Saturday, November 15, 2008

Rise of the Solo Video Journalist



Old School Journalists Need to Change Their Brains


Christina Pino-Marina is a digital trailblazer. Armed with just a video camera and a laptop, she has helped redefine what it means to be a journalist in the 21st Century. The award-winner has transitioned from a newspaper writer into a powerful visual storyteller catering to the World Wide Web.

She's the perfect example of how all the old school journalists out there need to turn their brains around. Pino-Marina is divulging some insider's advice on how to be a sucessful multimedia storyteller. She spoke today at American University in Washington, D.C.

The Big Switch: Print to Video


After less than two years as a newspaper reporter at the El Paso Times in Texas, Pino-Marina decided to take a chance. In 2000, she joined the staff of washingtonpost.com. One of her first big assignments: the Presidential election re-count in Florida. No-one knew who our next President would be.

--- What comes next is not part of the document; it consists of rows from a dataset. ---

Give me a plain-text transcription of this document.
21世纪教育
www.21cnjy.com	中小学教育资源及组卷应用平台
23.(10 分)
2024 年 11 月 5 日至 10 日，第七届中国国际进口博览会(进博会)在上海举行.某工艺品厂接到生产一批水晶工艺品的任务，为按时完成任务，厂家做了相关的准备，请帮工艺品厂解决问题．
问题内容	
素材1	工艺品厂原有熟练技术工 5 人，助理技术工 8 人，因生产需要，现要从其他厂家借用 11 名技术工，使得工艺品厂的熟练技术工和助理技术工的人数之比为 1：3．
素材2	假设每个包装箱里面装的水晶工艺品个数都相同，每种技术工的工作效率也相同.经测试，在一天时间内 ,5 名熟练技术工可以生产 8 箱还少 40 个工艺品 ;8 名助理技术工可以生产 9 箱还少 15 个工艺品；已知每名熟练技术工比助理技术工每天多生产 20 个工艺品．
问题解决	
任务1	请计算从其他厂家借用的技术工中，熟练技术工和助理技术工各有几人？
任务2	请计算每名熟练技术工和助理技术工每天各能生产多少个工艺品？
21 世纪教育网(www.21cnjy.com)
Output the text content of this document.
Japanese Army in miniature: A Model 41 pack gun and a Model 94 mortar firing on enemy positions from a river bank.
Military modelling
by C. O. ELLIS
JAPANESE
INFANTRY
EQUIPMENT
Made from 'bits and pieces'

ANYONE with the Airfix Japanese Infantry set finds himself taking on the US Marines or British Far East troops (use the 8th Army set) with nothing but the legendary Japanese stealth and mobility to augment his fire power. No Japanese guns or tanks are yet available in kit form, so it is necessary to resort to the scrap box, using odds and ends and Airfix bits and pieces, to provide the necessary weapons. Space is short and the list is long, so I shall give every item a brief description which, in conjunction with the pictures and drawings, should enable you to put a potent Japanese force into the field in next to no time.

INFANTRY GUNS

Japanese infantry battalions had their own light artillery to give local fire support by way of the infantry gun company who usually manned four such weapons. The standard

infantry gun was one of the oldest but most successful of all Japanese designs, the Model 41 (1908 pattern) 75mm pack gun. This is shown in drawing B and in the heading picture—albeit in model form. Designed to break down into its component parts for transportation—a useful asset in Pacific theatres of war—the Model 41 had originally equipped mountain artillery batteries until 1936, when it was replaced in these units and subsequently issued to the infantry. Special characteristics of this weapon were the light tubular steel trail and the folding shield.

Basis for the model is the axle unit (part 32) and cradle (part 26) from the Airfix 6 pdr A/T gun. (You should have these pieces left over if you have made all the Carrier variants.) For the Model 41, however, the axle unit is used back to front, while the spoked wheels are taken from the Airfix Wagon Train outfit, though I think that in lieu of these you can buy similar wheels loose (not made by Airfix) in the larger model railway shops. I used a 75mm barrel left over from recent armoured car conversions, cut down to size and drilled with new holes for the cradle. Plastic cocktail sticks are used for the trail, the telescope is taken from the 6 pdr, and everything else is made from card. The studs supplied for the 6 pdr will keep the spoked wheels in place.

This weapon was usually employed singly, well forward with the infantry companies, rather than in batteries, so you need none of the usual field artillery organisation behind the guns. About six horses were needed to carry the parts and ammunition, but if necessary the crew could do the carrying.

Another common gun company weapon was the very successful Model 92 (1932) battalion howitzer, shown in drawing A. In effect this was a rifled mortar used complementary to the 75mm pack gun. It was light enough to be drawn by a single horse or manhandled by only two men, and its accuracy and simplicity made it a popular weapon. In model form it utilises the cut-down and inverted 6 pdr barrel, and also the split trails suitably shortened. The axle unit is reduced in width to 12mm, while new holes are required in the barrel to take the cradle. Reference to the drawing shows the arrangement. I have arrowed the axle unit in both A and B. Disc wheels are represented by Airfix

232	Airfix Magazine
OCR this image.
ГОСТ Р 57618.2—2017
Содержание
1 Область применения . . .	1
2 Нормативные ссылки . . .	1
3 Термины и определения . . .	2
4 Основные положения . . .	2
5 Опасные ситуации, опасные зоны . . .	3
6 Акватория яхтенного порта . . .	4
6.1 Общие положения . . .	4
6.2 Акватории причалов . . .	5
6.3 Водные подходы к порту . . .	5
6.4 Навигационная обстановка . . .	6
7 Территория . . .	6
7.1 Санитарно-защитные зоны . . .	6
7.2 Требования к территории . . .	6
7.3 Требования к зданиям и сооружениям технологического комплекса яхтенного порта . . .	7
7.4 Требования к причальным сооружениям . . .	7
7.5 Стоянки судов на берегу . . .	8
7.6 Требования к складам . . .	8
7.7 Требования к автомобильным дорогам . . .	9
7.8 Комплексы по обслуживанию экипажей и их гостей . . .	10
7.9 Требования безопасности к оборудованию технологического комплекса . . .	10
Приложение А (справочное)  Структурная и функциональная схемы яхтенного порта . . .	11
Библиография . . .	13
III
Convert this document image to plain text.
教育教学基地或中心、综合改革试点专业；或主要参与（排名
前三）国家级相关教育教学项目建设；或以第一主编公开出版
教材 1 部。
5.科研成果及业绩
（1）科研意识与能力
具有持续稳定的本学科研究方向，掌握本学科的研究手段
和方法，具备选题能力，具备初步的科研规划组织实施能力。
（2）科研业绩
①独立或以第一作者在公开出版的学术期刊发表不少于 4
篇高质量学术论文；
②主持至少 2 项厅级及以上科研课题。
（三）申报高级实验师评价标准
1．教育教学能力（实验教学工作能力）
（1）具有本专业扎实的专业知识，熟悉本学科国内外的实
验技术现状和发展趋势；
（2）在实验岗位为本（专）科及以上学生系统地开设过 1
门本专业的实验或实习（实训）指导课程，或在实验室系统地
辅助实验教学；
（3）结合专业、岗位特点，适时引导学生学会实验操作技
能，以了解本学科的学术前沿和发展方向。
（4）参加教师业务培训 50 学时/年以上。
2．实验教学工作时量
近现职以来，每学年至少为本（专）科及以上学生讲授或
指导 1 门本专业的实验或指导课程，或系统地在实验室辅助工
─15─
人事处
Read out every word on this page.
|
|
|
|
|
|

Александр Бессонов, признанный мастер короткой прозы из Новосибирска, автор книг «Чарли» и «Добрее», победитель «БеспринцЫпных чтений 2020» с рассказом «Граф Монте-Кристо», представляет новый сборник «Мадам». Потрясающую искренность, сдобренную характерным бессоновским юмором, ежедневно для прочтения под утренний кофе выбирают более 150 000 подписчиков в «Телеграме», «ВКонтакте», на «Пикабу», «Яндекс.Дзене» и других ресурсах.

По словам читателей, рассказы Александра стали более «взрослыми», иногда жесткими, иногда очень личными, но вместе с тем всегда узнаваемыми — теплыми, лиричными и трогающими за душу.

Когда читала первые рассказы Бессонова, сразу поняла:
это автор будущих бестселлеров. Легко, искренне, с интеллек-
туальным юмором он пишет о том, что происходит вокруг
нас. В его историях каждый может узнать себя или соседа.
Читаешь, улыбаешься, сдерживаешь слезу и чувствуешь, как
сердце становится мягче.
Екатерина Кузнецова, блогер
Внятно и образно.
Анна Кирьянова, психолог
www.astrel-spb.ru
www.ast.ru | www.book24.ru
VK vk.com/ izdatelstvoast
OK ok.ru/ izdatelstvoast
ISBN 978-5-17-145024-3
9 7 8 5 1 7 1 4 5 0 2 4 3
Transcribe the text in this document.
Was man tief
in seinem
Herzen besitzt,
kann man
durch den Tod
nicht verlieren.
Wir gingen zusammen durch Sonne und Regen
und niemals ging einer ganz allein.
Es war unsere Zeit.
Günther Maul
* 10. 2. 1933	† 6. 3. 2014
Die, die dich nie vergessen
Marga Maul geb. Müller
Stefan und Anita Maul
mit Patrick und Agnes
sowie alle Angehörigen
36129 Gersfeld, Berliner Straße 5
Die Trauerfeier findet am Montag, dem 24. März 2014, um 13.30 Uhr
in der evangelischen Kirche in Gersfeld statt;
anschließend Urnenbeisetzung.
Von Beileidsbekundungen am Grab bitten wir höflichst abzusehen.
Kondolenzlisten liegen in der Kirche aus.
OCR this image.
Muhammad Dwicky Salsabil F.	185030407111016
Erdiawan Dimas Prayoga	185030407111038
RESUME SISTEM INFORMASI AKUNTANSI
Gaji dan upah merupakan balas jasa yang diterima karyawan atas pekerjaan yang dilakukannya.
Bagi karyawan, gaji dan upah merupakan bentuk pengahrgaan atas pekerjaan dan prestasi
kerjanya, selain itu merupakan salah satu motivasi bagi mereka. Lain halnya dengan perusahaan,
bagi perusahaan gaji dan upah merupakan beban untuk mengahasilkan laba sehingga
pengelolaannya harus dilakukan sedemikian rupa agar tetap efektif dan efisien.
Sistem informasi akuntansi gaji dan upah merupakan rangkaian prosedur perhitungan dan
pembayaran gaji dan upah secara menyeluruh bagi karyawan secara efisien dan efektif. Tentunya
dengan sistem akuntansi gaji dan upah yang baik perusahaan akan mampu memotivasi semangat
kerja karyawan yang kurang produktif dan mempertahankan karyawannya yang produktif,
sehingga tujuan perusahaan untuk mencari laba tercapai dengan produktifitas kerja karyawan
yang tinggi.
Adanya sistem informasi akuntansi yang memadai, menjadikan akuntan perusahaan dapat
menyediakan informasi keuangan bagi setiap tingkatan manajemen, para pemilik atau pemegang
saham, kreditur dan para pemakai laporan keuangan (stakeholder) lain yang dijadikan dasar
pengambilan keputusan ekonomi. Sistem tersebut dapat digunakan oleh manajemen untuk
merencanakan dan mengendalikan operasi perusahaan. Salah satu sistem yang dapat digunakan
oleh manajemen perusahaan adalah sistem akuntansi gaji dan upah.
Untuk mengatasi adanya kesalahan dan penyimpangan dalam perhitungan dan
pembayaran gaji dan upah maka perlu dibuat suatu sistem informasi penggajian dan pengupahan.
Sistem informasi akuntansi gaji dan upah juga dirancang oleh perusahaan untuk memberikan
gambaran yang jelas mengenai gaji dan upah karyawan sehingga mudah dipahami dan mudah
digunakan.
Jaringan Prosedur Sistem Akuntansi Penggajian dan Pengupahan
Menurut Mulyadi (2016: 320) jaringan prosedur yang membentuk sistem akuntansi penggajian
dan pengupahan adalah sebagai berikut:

The story launched Pino-Marina into a digital arena all new to her: filing audio reports for the web. It was the fastest way to keep up with the news that was changing by the second.

“We were re-defining what it meant to file a story," Pino-Marina recalls. "Print still dominates, but it was difficult to wrap my mind around that instead of a print report, an audio report would stand as the story”

A few years later, in 2003, Pino-Marina switched to the Post multimedia division. That's where she began to master the art of the all-in-one reporter, producer, and videographer.

"I’ll call it solo video journalism... the individual is doing the work of a tv crew," Pino-Marina explains. It wasn't easy at first. “There was a big learning curve with the technology."

Soon, though, she would be winning awards. While covering the funeral of President Ronald Reagan in 2004, she was in downtown Washington during an evacuation. A small plane had entered restricted airspace.

She shot and put together a report using video with police shouting evacuation orders and worried downtown visitors asking questions. It won her a breaking news award from the White House News Photographer's Association.

Profiling a former Nazi

As time went by, Pino-Marina completely embraced the role of solo video journalist. She traveled to Mexico to file video reports on the country's presidential elections back in 2006. The year before that, she spent much of her off time putting together a profile of an Arlington, VA, man named Lennie Cuje. The local jazz musician is a former Hitler Youth member who still plays the jazz tunes he loved to hear American soldiers play during World War II.

The piece (which you can see here) has interviews with Cuje and lots of his music along with old film clips from the war-era It was orginally meant to be a magazine-style article, but Pino-Marina couldn't resist the temptation of putting all those visual elements together. What does she love about being a solo video journalist? "You have a lot of creative control."

Secrets to Success

Pino-Marina spoke to about twenty graduate students in the American University class called "Writing for Converged Media". She's now an adjunct professor at the University of Maryland.

Her advice to up and coming journalists? Learn these digital skills that so many converged newsroom are looking for. And when you're looking for a story, she says,"find something different than what you'll see on CNN."

When you find that story that means a lot to you, don't let pressure force you to turn-in something you're not completely happy with, she insists. There's a disadvantage because of the web's insatitable appeitite for new content. Journalists, she says, are often used to "feed the beast".